Inoltre, per contrastare l’isolamento e per sopperire alle problematiche legate alla carenza degli spazi, alla connessione internet e al possesso di dispositivi digitali non idonei, sarebbe auspicabile la costituzione di spazi pubblici e condivisi di co-working (anche attraverso il recupero degli edifici dismessi), premesso che l’Accordo riconosce alla contrattazione collettiva la possibilità di «individuare i luoghi inidonei allo svolgimento del lavoro in modalità agile per motivi di sicurezza personale» (art. 4, c. 2).
 
Altresì, il Protocollo evidenzia che «la formazione può costituire […] un momento di interazione e di scambio in presenza, anche per prevenire situazioni di isolamento» (art. 13, c. 3).
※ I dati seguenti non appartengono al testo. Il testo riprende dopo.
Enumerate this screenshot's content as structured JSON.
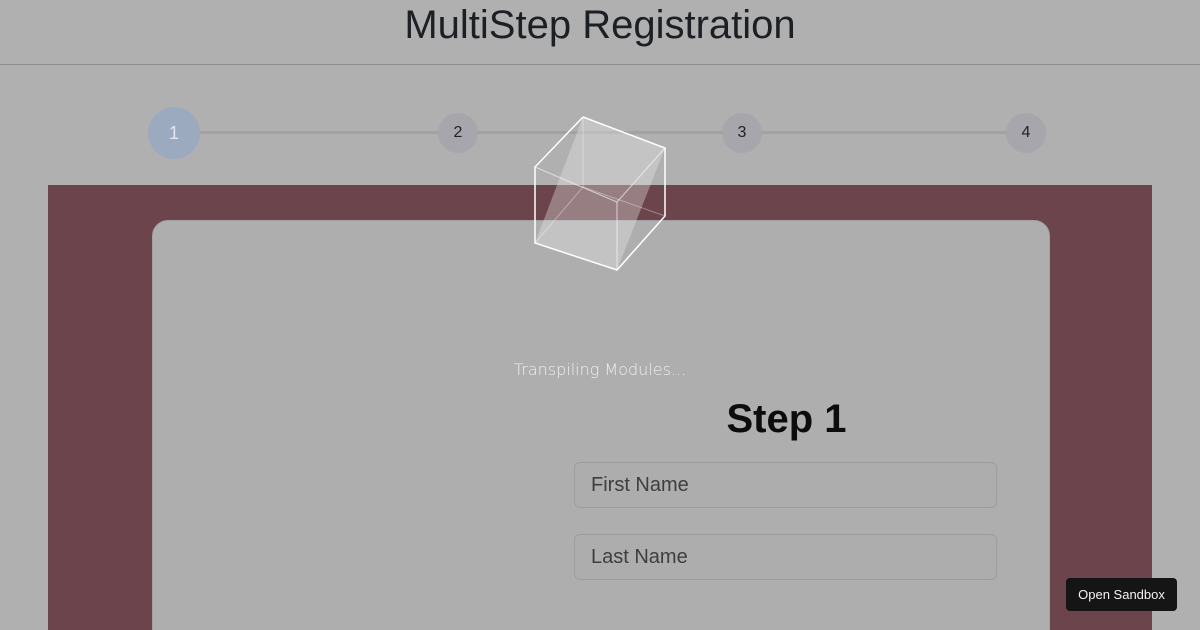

Del pari, l’aggiornamento costante delle competenze della persona che lavora (specie sul versante digitale, quale fattore abilitante del lavoro agile) contribuisce a contrastare il rischio di esclusione per coloro che, più di altri, risultano sfavoriti nel digital divide, in quanto privi di un’adeguata alfabetizzazione tecnologica. Pertanto, se l’art. 20, c. 2, L. n. 81/2017 statuisce che «al lavoratore impiegato in forme di lavoro agili può essere riconosciuto il diritto all’apprendimento permanente», i contratti collettivi che andranno a regolare siffatta modalità di esecuzione della prestazione lavorativa potrebbero convertire quella che, oggi, è una mera facoltà rimessa all’accordo tra le parti in un diritto esigibile dal prestatore, per una manutenzione costante delle sue competenze.
 
Se è vero che il Protocollo richiama, in più battute, la sovranità dell’accordo individuale nel patto di agilità, nonché la piena libertà del lavoratore di negoziare con l’azienda un aspetto organizzativo estremamente importante, si ritiene opportuno che la contrattazione collettiva individui la strada da percorrere per garantire l’effettiva inclusione delle persone – e, in particolare, delle persone con disabilità – nella società e nel mercato del lavoro.
 
Massimiliano De Falco

Scuola di Dottorato di ricerca in Apprendimento e Innovazione nei contesti sociali e di lavoro

ADAPT, Università degli Studi di Siena

@M_De_Falco
 
1 Per dovere di completezza, occorre sottolineare come la libertà di determinazione del luogo di lavoro riconosciuta al lavoratore agile incontri il limite delle misure prevenzionistiche per sua la salute e la sicurezza ex art. 22, L. n. 81/2017 (riprese puntualmente dagli artt. 4 e 6 del Protocollo).